As they returned to South Carolina and Taylor prepared for marriage, Kidd transitioned from myth to fairy tales while pondering the turn of generations. The fact that Taylor wore Kidd’s old wedding dress only underscored for her that “The Young Woman inside has turned to go, but the Old Woman has not shown up.” All the same, she was going through menopause and having to adjust to a new relationship with her body. “Perhaps all mothers of daughters possess a secret talking mirror that announces when their young womanhood begins to fade and their daughters’ begin to blossom,” she muses. “As in the fairy tale, the experience can unleash a lacerating jealousy in some mothers.”
This is a book with vivid settings, carefully recreated scenes and dialogue, mythological echoes, and strong feminist themes. For both Kidd and Taylor, the struggle was to balance Hestia (a home life) with Athena or Joan of Arc (the intellect and sense of adventure). “I learned how easy it is to give up and become draperies while everyone else is dancing,” Taylor laments. For both her and her mother, these travels in search of the sacred feminine were all about finding inner courage and acting on creative urges despite fear.
(Taylor gives her mother the first and last word; initially she was going to write up their journeys by herself, but later enlisted her mother’s help to give the full story – or, being cynical, to have a big-name draw. It is a shame that Taylor hasn’t managed to write anything else in all this time given that her writing is nearly as good as her mother’s. I loved Kidd’s The Invention of Wings but still haven’t read Bees, her breakout novel, so this has whetted my appetite to finally pick that one up.)
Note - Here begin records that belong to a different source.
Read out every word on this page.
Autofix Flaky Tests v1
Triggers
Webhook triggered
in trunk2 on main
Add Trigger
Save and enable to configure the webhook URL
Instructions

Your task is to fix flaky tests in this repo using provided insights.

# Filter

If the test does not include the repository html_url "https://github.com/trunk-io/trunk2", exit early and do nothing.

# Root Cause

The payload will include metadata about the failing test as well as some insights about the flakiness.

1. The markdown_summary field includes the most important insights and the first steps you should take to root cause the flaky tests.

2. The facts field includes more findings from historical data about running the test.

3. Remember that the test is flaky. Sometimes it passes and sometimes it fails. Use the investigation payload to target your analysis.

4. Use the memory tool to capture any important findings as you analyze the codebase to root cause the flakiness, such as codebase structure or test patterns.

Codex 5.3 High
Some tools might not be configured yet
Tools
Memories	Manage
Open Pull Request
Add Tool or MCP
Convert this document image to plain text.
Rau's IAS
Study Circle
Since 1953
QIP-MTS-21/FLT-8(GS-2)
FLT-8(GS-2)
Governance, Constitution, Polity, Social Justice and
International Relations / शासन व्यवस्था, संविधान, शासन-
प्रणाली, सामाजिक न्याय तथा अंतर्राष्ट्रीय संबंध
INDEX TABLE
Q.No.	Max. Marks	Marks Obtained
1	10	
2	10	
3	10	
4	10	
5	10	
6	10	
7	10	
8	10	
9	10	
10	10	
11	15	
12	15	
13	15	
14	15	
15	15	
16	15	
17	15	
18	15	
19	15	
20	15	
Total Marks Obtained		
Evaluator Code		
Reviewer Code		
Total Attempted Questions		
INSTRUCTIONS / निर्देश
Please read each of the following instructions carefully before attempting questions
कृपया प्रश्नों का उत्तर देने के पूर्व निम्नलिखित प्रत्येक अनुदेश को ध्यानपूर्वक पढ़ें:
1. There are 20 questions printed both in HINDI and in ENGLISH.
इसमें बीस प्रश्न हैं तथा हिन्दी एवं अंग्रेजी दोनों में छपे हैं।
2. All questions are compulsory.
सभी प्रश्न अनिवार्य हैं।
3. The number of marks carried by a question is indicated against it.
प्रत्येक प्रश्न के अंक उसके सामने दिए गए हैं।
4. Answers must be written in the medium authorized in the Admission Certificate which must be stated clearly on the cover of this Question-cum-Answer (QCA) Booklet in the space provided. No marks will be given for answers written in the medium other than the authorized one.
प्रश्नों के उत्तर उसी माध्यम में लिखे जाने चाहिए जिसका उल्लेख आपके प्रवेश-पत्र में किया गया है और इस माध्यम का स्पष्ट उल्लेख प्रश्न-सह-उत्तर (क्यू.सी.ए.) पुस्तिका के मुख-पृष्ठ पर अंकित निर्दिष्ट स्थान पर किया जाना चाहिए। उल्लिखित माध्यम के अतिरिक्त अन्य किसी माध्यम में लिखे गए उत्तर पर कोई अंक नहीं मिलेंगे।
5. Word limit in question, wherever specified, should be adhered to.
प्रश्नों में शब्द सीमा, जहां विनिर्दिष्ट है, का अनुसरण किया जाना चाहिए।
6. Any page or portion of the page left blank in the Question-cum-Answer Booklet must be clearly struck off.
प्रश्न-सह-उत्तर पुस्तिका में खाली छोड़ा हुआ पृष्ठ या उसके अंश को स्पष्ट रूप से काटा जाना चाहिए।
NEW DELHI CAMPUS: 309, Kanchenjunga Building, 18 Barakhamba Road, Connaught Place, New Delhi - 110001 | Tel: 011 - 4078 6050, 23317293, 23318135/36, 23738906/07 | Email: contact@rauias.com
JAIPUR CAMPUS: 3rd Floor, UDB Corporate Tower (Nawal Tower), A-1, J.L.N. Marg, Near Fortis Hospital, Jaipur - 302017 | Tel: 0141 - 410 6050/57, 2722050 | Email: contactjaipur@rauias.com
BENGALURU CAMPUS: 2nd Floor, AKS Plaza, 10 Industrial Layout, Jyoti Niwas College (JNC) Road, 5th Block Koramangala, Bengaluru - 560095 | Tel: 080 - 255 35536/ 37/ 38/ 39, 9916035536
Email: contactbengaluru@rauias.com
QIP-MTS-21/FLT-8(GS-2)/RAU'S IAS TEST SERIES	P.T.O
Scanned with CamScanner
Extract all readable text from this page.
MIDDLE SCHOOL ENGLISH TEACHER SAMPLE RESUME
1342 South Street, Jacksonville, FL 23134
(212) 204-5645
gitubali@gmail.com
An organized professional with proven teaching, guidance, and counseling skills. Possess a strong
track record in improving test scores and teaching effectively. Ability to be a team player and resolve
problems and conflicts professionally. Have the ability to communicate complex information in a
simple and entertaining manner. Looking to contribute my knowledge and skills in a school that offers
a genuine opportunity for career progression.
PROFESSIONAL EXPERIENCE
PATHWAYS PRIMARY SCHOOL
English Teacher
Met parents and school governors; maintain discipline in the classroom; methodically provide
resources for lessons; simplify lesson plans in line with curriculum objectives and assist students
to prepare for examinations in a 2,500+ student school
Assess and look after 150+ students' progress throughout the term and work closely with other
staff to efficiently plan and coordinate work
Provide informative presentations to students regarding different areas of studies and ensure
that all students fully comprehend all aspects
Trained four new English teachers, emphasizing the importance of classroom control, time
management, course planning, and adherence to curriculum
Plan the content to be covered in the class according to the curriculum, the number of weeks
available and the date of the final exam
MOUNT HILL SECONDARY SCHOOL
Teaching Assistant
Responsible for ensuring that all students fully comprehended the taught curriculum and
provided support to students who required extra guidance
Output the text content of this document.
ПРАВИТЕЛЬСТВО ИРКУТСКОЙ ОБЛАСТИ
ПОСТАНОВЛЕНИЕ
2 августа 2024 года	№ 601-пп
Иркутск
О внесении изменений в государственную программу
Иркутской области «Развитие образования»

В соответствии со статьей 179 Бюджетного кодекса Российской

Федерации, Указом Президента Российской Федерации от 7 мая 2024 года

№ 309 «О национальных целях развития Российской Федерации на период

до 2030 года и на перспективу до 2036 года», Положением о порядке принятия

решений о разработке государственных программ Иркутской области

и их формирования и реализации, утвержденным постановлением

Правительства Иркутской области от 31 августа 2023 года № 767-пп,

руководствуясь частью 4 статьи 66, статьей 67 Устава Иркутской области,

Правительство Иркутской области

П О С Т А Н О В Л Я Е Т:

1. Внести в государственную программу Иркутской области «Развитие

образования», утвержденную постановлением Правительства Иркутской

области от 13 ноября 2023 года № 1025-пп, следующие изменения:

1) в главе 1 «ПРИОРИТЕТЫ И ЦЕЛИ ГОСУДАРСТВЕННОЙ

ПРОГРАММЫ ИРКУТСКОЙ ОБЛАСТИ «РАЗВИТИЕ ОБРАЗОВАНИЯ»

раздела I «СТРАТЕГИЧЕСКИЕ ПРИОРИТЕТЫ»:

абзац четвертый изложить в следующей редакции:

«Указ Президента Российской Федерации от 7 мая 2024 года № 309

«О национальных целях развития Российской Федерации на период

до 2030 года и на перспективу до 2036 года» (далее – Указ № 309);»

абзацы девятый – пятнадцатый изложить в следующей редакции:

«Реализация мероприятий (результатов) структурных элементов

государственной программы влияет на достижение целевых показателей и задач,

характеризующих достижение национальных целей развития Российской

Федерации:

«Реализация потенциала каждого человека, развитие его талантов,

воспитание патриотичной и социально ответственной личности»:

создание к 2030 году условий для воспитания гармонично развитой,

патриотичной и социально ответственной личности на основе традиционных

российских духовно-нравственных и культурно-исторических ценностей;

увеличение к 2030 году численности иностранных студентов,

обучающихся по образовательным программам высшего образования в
I read this perhaps nine years ago now; it was one of the first books – along with A Three Dog Life by Abigail Thomas and Without a Map by Meredith Hall – that really turned me on to memoirs, now one of my very favorite genres, and got me thinking about illness and death and how we respond to these in writing. Gabriel, an Oxford journalist, was diagnosed with breast cancer at age 44; her mother had died of the same disease at age 42, when Gabriel was a teenager. Two years before the diagnosis, Gabriel had genetic testing and discovered that she had an inherited mutation on the BRCA gene that made cancer nearly inevitable for her.
Exploring her past and chronicling the grueling treatment process she underwent while raising two small children, Gabriel looks for meaning and connections in a life-and-death struggle. Like Traveling with Pomegranates, this book weaves in the mythology surrounding Persephone and Demeter, bringing with it themes of abandonment and the hope of escaping the pull of the underworld.
I reviewed this debut novel for The Bookbag in April. As in the Kidd–Taylor book, themes of women’s identity and creative bravery come through strongly. The title refers not only to the book’s setting, the Spanish city of Granada (which literally means pomegranate), but also serves as a symbol for female fertility. Also, as Lamplugh revealed in my interview with her, “According to the Qu’ran, [the pomegranate] grows in the gardens of paradise” – which is important to the novel given the main character’s study of Islamic women’s history as well as her relationship with a Muslim man.
Q: When is a fruit not just a fruit?
A: When it has as many symbolic and mythological associations as the pomegranate.